With improved surveillance capabilities in Russia’s aircraft, its over flights of the United States drew close congressional scrutiny and open concern from the head of U.S. Strategic Command on Wednesday.
Adm. Cecil Haney told the House Armed Services strategic forces subcommittee that while the 2002 Treaty of the Open Skies calls for transparency of knowing where the aircraft are going and sharing of information immediately after, under treaty terms better optical technology “gives them a capability to reconnoiter our country and other nations.”
In part, that new capability makes up for Russia’s relative weakness in satellite surveillance, he said.
Moscow poses “one of our most pressing” challenges across-the-board in nuclear and ballistic missile strategy, Brian McKeon, principal deputy under secretary for defense policy, said. This includes its “reckless nuclear posturing.” Haney defined that as Russia’s announced strategy of “escalate-to-deescalate” in a crisis to get its way.
In response to the Kremlin’s “fairly belligerent rhetoric,” violations of the Intermediate Range Ballistic Missile Treaty and actions in Eastern Ukraine, McKeon said the United States has made a number of military investments to counter “much broader Russian challenges” and reassure allies.

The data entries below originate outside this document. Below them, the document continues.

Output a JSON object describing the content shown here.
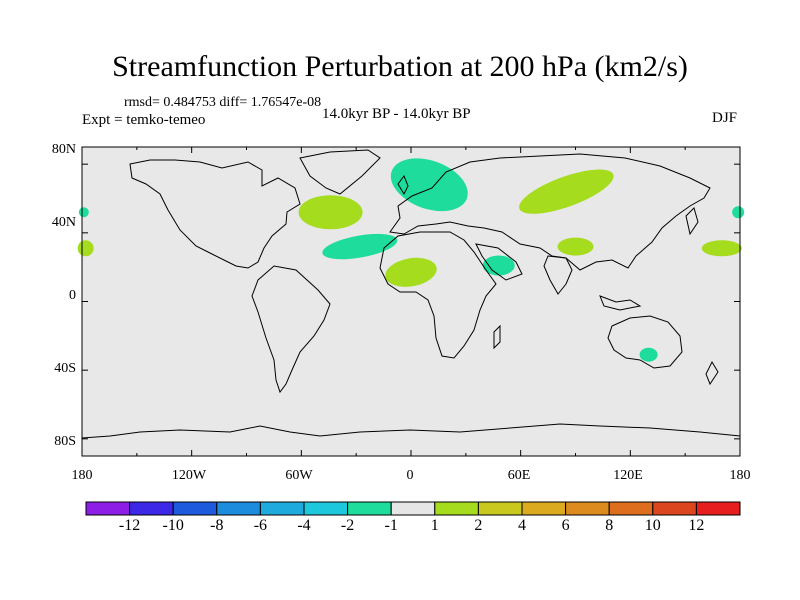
{
  "title": "Streamfunction Perturbation at 200 hPa (km2/s)",
  "stats": "rmsd= 0.484753 diff= 1.76547e-08",
  "experiment": "Expt = temko-temeo",
  "period": "14.0kyr BP - 14.0kyr BP",
  "season": "DJF",
  "map": {
    "lat_ticks": [
      "80N",
      "40N",
      "0",
      "40S",
      "80S"
    ],
    "lon_ticks": [
      "180",
      "120W",
      "60W",
      "0",
      "60E",
      "120E",
      "180"
    ],
    "ocean_color": "#e8e8e8",
    "contours": [
      {
        "center_lon": -44,
        "center_lat": 52,
        "level": "2",
        "color": "#a5dc1e"
      },
      {
        "center_lon": 10,
        "center_lat": 68,
        "level": "-2",
        "color": "#1edc9b"
      },
      {
        "center_lon": 85,
        "center_lat": 64,
        "level": "2",
        "color": "#a5dc1e"
      },
      {
        "center_lon": -28,
        "center_lat": 32,
        "level": "-2",
        "color": "#1edc9b"
      },
      {
        "center_lon": 0,
        "center_lat": 17,
        "level": "2",
        "color": "#a5dc1e"
      },
      {
        "center_lon": 48,
        "center_lat": 21,
        "level": "-2",
        "color": "#1edc9b"
      },
      {
        "center_lon": 90,
        "center_lat": 32,
        "level": "2",
        "color": "#a5dc1e"
      },
      {
        "center_lon": 170,
        "center_lat": 31,
        "level": "2",
        "color": "#a5dc1e"
      },
      {
        "center_lon": -178,
        "center_lat": 31,
        "level": "2",
        "color": "#a5dc1e"
      },
      {
        "center_lon": 179,
        "center_lat": 52,
        "level": "-2",
        "color": "#1edc9b"
      },
      {
        "center_lon": -179,
        "center_lat": 52,
        "level": "-2",
        "color": "#1edc9b"
      },
      {
        "center_lon": 130,
        "center_lat": -31,
        "level": "-2",
        "color": "#1edc9b"
      }
    ]
  },
  "colorbar": {
    "labels": [
      "-12",
      "-10",
      "-8",
      "-6",
      "-4",
      "-2",
      "-1",
      "1",
      "2",
      "4",
      "6",
      "8",
      "10",
      "12"
    ],
    "colors": [
      "#8c1ee6",
      "#3c28e6",
      "#1e5adc",
      "#1e8cdc",
      "#1eaadc",
      "#1ec8dc",
      "#1edc9b",
      "#e6e6e6",
      "#a5dc1e",
      "#c8c81e",
      "#dcaa1e",
      "#dc8c1e",
      "#dc6e1e",
      "#dc461e",
      "#e61e1e"
    ]
  }
}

The panel moved into closed session immediately following the public hearing.
Haney said the command has “no margin to absorb new risks” if its budget is cut. He said components of the nuclear triad, including ballistic-missile submarines, have been “stretched out well beyond” operational expectations from when they were first fielded.
Maintaining and modernizing the strategic forces remains the nation’s top security priority, McKeon said. “Future Congresses and administrations have big challenges” in paying for modernizing this force, starting with the Ohio-class replacement program in 2021.
He estimated that its share of the defense budget will rise from 3 percent to 5 percent in the 2020s. The department “probably will need some top line relief” then.
In addition to the Russian threat, McKeon, in his opening statement, referred to the Chinese “introducing qualitative advances” in strategic and conventional forces, North Korea’s continued testing of nuclear weapons and missiles and the need to remain vigilant that Iran complies with the agreement to end its nuclear weapons program.
He added the “absolute imperative” that terrorists not gain control of weapons of mass destruction and cited the support the United States was sending Tunisia to secure its borders with Libya to ensure chemical weapons were not being sent there. Similar assistance has gone to Jordan and Ukraine to prevent weapons of mass destruction proliferation.
Haney said the command is able to maintain 24/7 surveillance of “any missile launch that occurs of the planet” and is able to process that information quickly. Earlier in the hearing, he testified that the Aegis Ashore missile defense program was on schedule in Romania and Poland with operations expected to begin there in 2018.
Looking at the North Korean threat specifically, McKeon said that a meeting would be taking place next week between the United States and Seoul on possibly installing the Terminal High Altitude Air Defense [THAAD] system on the peninsula. If South Korea agrees to the installation, “the long pole in the tent is the site” and what share of the cost will it absorb.
Haney said his command is working with the intelligence community “in honing our efforts” to achieve space situational awareness without the Defense Department becoming the space traffic controller.